Money Talks: Bitcoins and Blockchains

Venue: CTVR Dunlop Oriel House, 34 Westland Row

Date: April 1st, 2015 17:30 – 19:00


Money Talks is a series of presentations and discussions featuring research-in-progress on money, ICT networks and the codification of value. This session focuses on questions of governance and cooperation in cryptocurrencies and blockchain technologies.

Who controls where value flows? Algorithmic control and resistance in virtual money
Rachel O‘Dwyer (Telecommunications Research Centre, Trinity College Dublin)

What are the algorithmic politics of the platforms on which we now produce and circulate value and how will they shape the future of money power, access and exclusion?

This talk looks at new forms of power and counter-power emerging around cryptocurrencies and virtual payments. New kinds of governmentality are emerging as information and communication technologies displace many of the traditional functions of the state. This is particularly significant when we look at the operation of cryptocurrencies and online payments systems.

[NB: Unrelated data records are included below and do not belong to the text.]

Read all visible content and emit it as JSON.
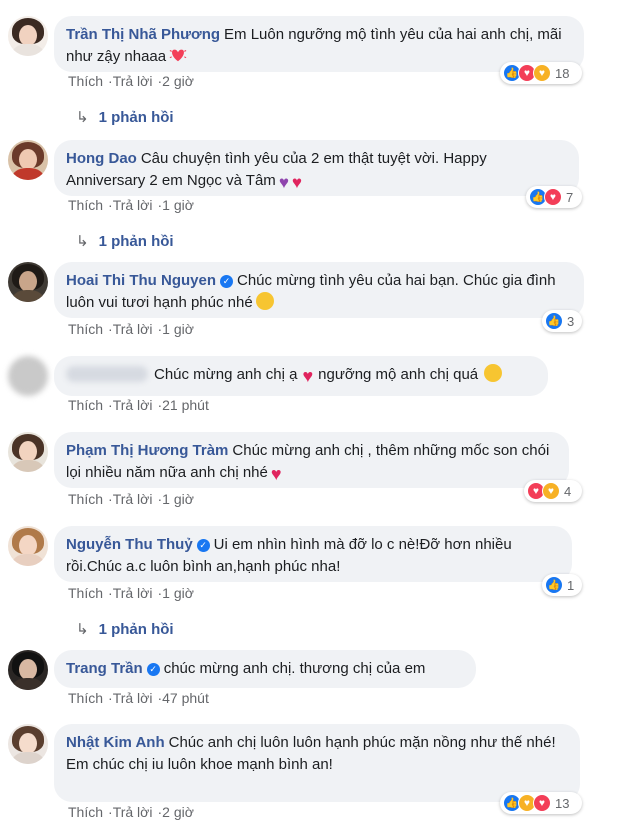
{
  "labels": {
    "like": "Thích",
    "reply": "Trả lời",
    "sep": "·"
  },
  "comments": [
    {
      "author": "Trần Thị Nhã Phương",
      "text": "Em Luôn ngưỡng mộ tình yêu của hai anh chị, mãi như zậy nhaaa",
      "time": "2 giờ",
      "reactions": "18",
      "replies": "1 phản hồi"
    },
    {
      "author": "Hong Dao",
      "text": "Câu chuyện tình yêu của 2 em thật tuyệt vời. Happy Anniversary 2 em Ngọc và Tâm",
      "time": "1 giờ",
      "reactions": "7",
      "replies": "1 phản hồi"
    },
    {
      "author": "Hoai Thi Thu Nguyen",
      "text": "Chúc mừng tình yêu của hai bạn. Chúc gia đình luôn vui tươi hạnh phúc nhé",
      "time": "1 giờ",
      "reactions": "3"
    },
    {
      "author": "",
      "text": "Chúc mừng anh chị ạ",
      "text2": "ngưỡng mộ anh chị quá",
      "time": "21 phút"
    },
    {
      "author": "Phạm Thị Hương Tràm",
      "text": "Chúc mừng anh chị , thêm những mốc son chói lọi nhiều năm nữa anh chị nhé",
      "time": "1 giờ",
      "reactions": "4"
    },
    {
      "author": "Nguyễn Thu Thuỷ",
      "text": "Ui em nhìn hình mà đỡ lo c nè!Đỡ hơn nhiều rồi.Chúc a.c luôn bình an,hạnh phúc nha!",
      "time": "1 giờ",
      "reactions": "1",
      "replies": "1 phản hồi"
    },
    {
      "author": "Trang Trần",
      "text": "chúc mừng anh chị. thương chị của em",
      "time": "47 phút"
    },
    {
      "author": "Nhật Kim Anh",
      "text": "Chúc anh chị luôn luôn hạnh phúc mặn nồng như thế nhé!",
      "text2": "Em chúc chị iu luôn khoe mạnh bình an!",
      "time": "2 giờ",
      "reactions": "13"
    }
  ],
  "icons": {
    "verified": "verified-check-icon",
    "reply_arrow": "reply-arrow-icon",
    "like": "like-reaction-icon",
    "love": "love-reaction-icon",
    "care": "care-reaction-icon"
  },
  "colors": {
    "author": "#385898",
    "bubble": "#f0f2f5",
    "meta": "#65676b",
    "like": "#1877f2",
    "love": "#f33e58"
  }
}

Services such as cryptocurrencies, digital wallets and online and mobile payments systems are becoming commonplace. In some cases these position network operators and service providers not only as the managers of massive computational infrastructures, controlling information in the cloud, but as emerging financial institutions – de facto ‘banks’ of a kind set to compete with and potentially replace publicly mandated systems and state institutions. In other cases, experiments in second-generation cryptocurrencies and blockchain technologies pose possibilities for algorithmic forms of resistance and counter-power in this digital space. Innovations such as Ethereum are building on the blockchain (the database architecture underpinning Bitcoin) in an attempt to design truly decentralised systems for cooperatively managing both money and information in the future.

Designing the Impossible
Gianluca Miscione (Centre for Innovation Technology and Organisation (CITO))

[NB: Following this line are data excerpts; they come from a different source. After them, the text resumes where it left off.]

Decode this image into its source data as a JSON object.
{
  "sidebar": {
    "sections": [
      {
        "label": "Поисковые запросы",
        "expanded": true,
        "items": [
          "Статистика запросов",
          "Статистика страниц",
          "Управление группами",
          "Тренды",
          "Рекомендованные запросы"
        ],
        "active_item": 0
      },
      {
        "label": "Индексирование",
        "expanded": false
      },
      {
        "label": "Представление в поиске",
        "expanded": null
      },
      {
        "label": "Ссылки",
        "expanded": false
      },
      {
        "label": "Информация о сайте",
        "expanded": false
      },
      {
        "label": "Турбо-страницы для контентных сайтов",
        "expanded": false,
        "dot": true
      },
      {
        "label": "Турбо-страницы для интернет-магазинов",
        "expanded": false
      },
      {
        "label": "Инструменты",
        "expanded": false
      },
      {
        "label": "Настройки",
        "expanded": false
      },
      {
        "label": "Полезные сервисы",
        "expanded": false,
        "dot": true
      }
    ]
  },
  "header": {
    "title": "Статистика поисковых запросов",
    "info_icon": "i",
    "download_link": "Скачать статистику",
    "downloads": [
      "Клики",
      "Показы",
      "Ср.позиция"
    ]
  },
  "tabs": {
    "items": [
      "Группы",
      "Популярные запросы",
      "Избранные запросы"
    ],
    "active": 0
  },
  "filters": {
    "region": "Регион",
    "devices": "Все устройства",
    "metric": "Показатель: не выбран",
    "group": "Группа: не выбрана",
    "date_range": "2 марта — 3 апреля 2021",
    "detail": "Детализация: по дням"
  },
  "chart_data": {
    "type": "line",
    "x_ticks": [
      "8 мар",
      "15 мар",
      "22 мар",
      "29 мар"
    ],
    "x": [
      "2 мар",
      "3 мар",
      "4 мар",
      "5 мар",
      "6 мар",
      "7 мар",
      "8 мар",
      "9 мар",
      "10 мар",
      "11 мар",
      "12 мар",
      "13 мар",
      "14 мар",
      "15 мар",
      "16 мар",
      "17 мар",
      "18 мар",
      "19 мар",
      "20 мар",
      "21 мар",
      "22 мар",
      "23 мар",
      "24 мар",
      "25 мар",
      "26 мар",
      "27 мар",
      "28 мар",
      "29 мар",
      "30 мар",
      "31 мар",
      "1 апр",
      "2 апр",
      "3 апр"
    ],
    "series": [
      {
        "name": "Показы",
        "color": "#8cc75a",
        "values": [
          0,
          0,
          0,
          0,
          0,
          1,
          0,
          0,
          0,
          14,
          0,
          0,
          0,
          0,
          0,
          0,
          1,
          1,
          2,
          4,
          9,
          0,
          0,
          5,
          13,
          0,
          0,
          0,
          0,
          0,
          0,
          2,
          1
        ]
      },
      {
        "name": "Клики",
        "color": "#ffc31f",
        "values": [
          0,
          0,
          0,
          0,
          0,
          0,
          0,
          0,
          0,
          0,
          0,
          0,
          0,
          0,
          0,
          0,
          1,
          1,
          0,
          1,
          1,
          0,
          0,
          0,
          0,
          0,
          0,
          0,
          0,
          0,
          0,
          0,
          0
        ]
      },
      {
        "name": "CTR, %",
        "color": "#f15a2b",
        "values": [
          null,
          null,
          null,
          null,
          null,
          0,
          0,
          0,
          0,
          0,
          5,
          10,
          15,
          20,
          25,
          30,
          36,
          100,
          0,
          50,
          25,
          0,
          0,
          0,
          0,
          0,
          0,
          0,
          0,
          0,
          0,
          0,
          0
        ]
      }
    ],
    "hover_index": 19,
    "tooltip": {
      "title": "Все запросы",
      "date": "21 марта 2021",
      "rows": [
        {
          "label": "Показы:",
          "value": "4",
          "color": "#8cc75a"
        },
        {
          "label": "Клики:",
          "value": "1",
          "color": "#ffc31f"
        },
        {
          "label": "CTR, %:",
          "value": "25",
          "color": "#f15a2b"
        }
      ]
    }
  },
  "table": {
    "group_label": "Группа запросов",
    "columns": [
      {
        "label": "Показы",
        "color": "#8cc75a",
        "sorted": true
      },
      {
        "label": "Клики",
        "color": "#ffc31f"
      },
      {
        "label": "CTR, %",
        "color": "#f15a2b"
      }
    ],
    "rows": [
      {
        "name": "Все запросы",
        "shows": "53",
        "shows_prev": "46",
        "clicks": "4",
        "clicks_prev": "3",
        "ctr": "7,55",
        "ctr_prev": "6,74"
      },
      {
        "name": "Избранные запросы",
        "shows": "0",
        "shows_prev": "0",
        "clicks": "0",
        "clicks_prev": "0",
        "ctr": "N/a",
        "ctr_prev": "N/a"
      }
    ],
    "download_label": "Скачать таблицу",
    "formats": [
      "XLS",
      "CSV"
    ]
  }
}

Contrary to physical goods, information goods are ‘non-rival’, i.e. my use does not prevent yours. Current laws and technologies have not managed to constrain the near zero replication and distribution costs of digital data and their effects. In this way, digital networks seem to be a realm of plenitude, not subject to the laws of scarcity.

In 2009 a paper written by a mysterious Satoshi Nakamoto set the specifications for a peer-to-peer network architecture that could guarantee scarcity in the digital realm without relying on any central authority. This architecture transforms scarce computational power into an authentication capacity. The blockchain, Bitcoin’s underlying technology, successfully brought into digital networks the concept of a ‘finite’ amount of data (only 21 million BTC will ever be minted), the impossibility of double-spending and (probably) the impossibility of a unique central authority.

The design of the cryptocurrency Bitcoin suggests that there is an “emerging economy” rooted in this peculiar feature. This guarantee of uniqueness, not enforced by external organizations, brings consequences that are yet to be seen. What is already apparent is that on one side both leviathans and companies do not have much control over this phenomenon, while on the other the libertarian utopia of global stealth action is not materialising.